29/10/2012 by Valeria Morini
2012, Algeria, Drammatico, Film Africani, Mostra del cinema di Venezia, Recensioni, Speciale festival di... divider image
Yema (2012)

L’Antigone di Sofocle trasportata nell’Algeria di non molti anni fa, sconvolta dalla guerra tra l’esercito e i miliziani islamisti. Una madre divisa tra il dolore del figlio morto e il conflitto con quello sopravvissuto, che la tiene “prigioniera” nella sua stessa casa, rifugio bucolico e sperduto che pare essere l’unica oasi al riparo dalla violenza.

Questo è Yema, pellicola franco-algerina diretta dalla regista Djamila Sahraoui e passata alla sezione Orizzonti della 69esima Mostra di Venezia. Un film girato con pochi mezzi e pochissimi attori che, a dispetto della sua essenzialità tutta giocata intorno alle tre unità aristoteliche, stupisce per la profondità dei suoi temi, legati indissolubilmente alla recente tragica storia algerina ma nello stesso tempo universali.

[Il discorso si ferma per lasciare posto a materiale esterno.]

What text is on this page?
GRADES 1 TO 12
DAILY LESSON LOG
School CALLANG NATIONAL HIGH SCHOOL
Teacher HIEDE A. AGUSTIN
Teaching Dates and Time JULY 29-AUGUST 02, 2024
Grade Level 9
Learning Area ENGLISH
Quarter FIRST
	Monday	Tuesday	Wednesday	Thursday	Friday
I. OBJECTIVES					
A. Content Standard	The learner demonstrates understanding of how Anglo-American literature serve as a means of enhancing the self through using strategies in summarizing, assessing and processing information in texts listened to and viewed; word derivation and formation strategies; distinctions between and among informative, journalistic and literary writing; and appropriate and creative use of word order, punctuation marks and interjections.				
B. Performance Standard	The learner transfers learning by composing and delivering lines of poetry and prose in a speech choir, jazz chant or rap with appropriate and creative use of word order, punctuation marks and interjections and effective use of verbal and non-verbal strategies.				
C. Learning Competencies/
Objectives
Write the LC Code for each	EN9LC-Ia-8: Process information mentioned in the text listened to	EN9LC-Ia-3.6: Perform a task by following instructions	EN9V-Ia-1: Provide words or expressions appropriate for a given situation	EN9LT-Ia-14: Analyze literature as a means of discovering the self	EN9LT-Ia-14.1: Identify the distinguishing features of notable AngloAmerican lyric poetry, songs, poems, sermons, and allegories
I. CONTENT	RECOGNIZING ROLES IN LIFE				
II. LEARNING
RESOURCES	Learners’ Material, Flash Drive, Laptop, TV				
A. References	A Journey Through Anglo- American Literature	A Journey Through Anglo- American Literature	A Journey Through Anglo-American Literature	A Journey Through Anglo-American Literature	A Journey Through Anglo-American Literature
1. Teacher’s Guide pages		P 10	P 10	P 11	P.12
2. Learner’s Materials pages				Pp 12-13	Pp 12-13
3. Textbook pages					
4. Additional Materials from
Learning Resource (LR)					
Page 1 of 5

Affiancata dai giovani Samir Yahia e Ali Zarif, intepreti decisamente ispirati e convincenti, la Sahraoui, araba emigrata in Francia, legata alle proprie origini ma la cui cultura è imbevuta di teatro classico, si ritaglia il ruolo intenso della madre (questo il significato della parola yema). Recita e dirige per sottrazione l’intima e terribile storia di una donna che ha visto i suoi due figli combattere l’uno contro l’altro, è costretta a seppellire uno dei due (il militare) e assiste al declino dell’altro (l’islamista), che lei stessa non riesce a perdonare. Il male di un intero Paese si consuma all’interno di una famiglia, la corrode e isterilisce senza lasciare nient’altro che dolore e rabbia. In mezzo, la figura del giovane protettore-carceriere, il ribelle a riposo perché rimasto monco in battaglia, che impara a voler bene alla donna come a una madre, e il piccolo nipote, unico frutto innocente di una guerra fratricida.

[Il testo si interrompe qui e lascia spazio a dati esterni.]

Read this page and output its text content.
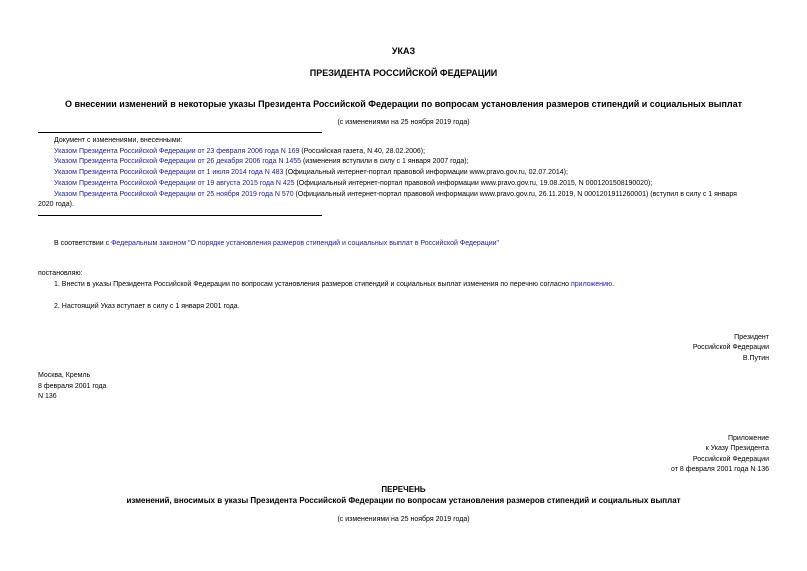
УКАЗ
ПРЕЗИДЕНТА РОССИЙСКОЙ ФЕДЕРАЦИИ
О внесении изменений в некоторые указы Президента Российской Федерации по вопросам установления размеров стипендий и социальных выплат
(с изменениями на 25 ноября 2019 года)
Документ с изменениями, внесенными:
Указом Президента Российской Федерации от 23 февраля 2006 года N 169 (Российская газета, N 40, 28.02.2006);
Указом Президента Российской Федерации от 26 декабря 2006 года N 1455 (изменения вступили в силу с 1 января 2007 года);
Указом Президента Российской Федерации от 1 июля 2014 года N 483 (Официальный интернет-портал правовой информации www.pravo.gov.ru, 02.07.2014);
Указом Президента Российской Федерации от 19 августа 2015 года N 425 (Официальный интернет-портал правовой информации www.pravo.gov.ru, 19.08.2015, N 0001201508190020);
Указом Президента Российской Федерации от 25 ноября 2019 года N 570 (Официальный интернет-портал правовой информации www.pravo.gov.ru, 26.11.2019, N 0001201911260001) (вступил в силу с 1 января
2020 года).
В соответствии с Федеральным законом "О порядке установления размеров стипендий и социальных выплат в Российской Федерации"
постановляю:
1. Внести в указы Президента Российской Федерации по вопросам установления размеров стипендий и социальных выплат изменения по перечню согласно приложению.
2. Настоящий Указ вступает в силу с 1 января 2001 года.
Президент
Российской Федерации
В.Путин
Москва, Кремль
8 февраля 2001 года
N 136
Приложение
к Указу Президента
Российской Федерации
от 8 февраля 2001 года N 136
ПЕРЕЧЕНЬ
изменений, вносимых в указы Президента Российской Федерации по вопросам установления размеров стипендий и социальных выплат
(с изменениями на 25 ноября 2019 года)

Il film, intimamente femminile, riflette senz’altro sulla condizione di subalternità della donna nel mondo islamico rurale, ma il personaggio incarnato dalla Sahraoui è anche una donna che ripaga le acerbità di chi la circonda con la stessa moneta, una madre che non perdona al figlio la responsabilità (vera o presunta) nella morte del fratello, che nasconde il dolore e il lutto sotto inaspettati gesti di vanità femminile (il trucco, gli abiti colorati) e ha forse peccato nell’amare l’uno più dell’altro. Indurita come la terra seccata dalla siccità, può ridare speranza per una rinascita positiva solo rinnovandosi come madre, nutrendo il bambino con la stessa forza con cui ha fatto tornare la vita e i frutti nella campagna che circonda la casa: quel bambino che è l’unica speranza di un futuro migliore, mentre gli adulti sanno ancora parlare solo il linguaggio della violenza più cruda e ancestrale.